Un anno per scaldare i motori del risparmio sulla bolletta della luce. Con l'inizio del 2011 la nuova tariffazione bioraria arriverà riguarderà 20 milioni di famiglie italiane, per raggiungere tutta la popolazione (26 milioni circa) a fine anno. Le nuove tariffe prevedono due costi diversi dell'energia: la lampadina sarà più cara nei giorni feriali tra le 8 e le 19, mentre costerà di meno tra le 19 e le 8 di mattina o nell'arco delle 24 ore nei giorni festivi e il sabato.
Questo tipo di tariffa è stato voluto dall'Autorità Garante per l'energia elettrica e il gas ed è stata introdotta gradualmente lo scorso luglio fino a raggiungere tutte le utenze che avranno istallato un contatore intelligente e che avranno scelto una delle offerte disponibili sul mercato libero dell'energia. Tre avvisi precedono il passaggio alla nuova bolletta, una volta ricevuto il terzo la bolletta successiva avrà le tariffe biorarie.
Dal 2011, inoltre, le bollette dovrebbero essere più semplici da consultare e da confrontare tra loro in modo da garantire una maggiore trasparenza sui consumi e sui costi, mentre saranno meglio specificate indicazioni utili nel rapporto con i fornitori (come ad esempio istruzioni per inoltrare reclami) e la provenienza dell'energia utilizzata, ossia quanta è stata prodotta da rinnovabili, da carbone o da olio combustibile.
Ma che ci guadagniamo con le nuove tariffe?
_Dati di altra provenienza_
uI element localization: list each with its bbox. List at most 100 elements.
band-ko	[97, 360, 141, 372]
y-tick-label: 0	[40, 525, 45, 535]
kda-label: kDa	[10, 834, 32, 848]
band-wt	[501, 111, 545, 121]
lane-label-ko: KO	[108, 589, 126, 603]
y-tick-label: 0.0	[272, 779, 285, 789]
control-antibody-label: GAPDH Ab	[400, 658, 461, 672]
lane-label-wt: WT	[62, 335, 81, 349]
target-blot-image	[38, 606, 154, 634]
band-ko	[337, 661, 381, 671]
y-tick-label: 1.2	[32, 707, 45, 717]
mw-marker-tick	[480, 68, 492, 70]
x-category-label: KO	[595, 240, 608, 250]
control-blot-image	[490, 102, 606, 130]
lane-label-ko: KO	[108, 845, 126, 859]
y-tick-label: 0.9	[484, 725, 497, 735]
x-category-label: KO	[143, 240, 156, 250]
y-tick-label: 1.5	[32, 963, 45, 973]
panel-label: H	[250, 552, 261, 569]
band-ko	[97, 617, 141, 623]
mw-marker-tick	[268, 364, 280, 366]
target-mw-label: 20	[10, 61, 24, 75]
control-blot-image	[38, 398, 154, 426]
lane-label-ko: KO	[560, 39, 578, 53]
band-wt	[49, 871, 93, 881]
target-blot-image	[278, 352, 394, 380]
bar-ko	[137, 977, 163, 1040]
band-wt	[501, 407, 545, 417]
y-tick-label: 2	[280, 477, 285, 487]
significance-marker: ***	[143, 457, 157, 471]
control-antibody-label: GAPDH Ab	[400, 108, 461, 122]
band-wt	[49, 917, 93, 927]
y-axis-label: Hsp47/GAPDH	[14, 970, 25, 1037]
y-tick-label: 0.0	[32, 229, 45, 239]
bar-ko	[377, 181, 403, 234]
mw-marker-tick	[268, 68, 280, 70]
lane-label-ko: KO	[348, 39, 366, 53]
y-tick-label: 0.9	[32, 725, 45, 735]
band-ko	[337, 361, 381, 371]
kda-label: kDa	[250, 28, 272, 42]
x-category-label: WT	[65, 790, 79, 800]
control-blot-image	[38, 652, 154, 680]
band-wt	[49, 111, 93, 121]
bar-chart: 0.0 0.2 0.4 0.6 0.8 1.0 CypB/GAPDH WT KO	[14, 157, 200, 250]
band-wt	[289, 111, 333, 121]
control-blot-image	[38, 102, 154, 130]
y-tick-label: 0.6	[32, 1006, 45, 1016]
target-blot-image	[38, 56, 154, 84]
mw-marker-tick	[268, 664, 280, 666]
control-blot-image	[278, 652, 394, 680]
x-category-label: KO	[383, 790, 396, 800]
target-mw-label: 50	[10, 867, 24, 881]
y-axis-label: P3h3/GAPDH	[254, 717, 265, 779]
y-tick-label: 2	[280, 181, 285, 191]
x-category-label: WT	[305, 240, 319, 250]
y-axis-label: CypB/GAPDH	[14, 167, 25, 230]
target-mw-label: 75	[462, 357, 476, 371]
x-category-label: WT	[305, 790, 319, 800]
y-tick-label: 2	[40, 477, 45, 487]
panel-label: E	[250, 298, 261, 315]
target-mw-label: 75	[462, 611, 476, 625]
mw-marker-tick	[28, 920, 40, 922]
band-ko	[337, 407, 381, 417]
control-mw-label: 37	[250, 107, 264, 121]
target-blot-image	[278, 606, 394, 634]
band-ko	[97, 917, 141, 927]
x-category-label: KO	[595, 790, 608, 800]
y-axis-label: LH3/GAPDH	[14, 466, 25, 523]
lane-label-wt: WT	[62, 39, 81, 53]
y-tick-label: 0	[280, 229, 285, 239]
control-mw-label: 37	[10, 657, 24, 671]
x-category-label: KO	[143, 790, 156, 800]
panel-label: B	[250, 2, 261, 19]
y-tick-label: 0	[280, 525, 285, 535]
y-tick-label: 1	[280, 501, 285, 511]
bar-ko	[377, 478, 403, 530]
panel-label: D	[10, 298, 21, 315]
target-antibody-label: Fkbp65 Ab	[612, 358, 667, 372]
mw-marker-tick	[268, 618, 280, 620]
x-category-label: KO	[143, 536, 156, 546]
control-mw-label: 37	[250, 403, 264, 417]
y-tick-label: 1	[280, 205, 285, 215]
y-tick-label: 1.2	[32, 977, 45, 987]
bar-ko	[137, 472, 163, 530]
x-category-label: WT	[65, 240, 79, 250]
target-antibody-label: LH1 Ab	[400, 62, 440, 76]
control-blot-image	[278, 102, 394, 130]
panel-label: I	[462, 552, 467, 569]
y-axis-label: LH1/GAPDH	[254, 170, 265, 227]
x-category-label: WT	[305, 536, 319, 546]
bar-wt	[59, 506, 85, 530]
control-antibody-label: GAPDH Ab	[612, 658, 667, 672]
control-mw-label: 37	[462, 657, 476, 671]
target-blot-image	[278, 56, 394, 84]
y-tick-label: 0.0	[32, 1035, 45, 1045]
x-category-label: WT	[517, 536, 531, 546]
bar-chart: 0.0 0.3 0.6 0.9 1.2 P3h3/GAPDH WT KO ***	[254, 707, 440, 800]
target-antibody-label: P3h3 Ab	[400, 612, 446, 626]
Innanzitutto queste nuove tariffe consentono una più equa ridistribuzione dei costi relativi agli impianti. Con il vecchio sistema, infatti, i consumatori più virtuosi, che utilizzavano energia la cui produzione costa meno (come nelle ore notturne) pagavano anche una parte dei costi di chi consumava nelle ore più care.
Il risparmio ci sarà, dice l'Autorità, soprattutto a partire dal primo gennaio 2012, quando il nuovo sistema entrerà a regime, per quest'anno la differenza tra le tariffe sarà minima, solo del 10%. Ma attenzione: non si risparmierà nulla (e anzi si andrà incontro a sorprese sgradevoli per il portafoglio) se almeno i 2/3 dei consumi di energia elettrica non si sposteranno nelle fasce F2 ed F3, e cioè tra le 19 e le 8 oppure il sabato, la domenica e i festivi.
Un beneficio di risparmio dovrebbe venire anche al sistema nazionale dell'energia, sia in termini di costi che in termini ambientali. Secondo i calcoli dell'Autorità, infatti, se il 10% dei consumi nazionali abituali venissero spostati nelle fasce orarie più favorevoli, si potrebbero risparmiare ogni anno all'atmosfera 450mila tonnellate di CO2, per un risparmio in combustibile e costi di gestione degli impianti pari a oltre 200 milioni di euro.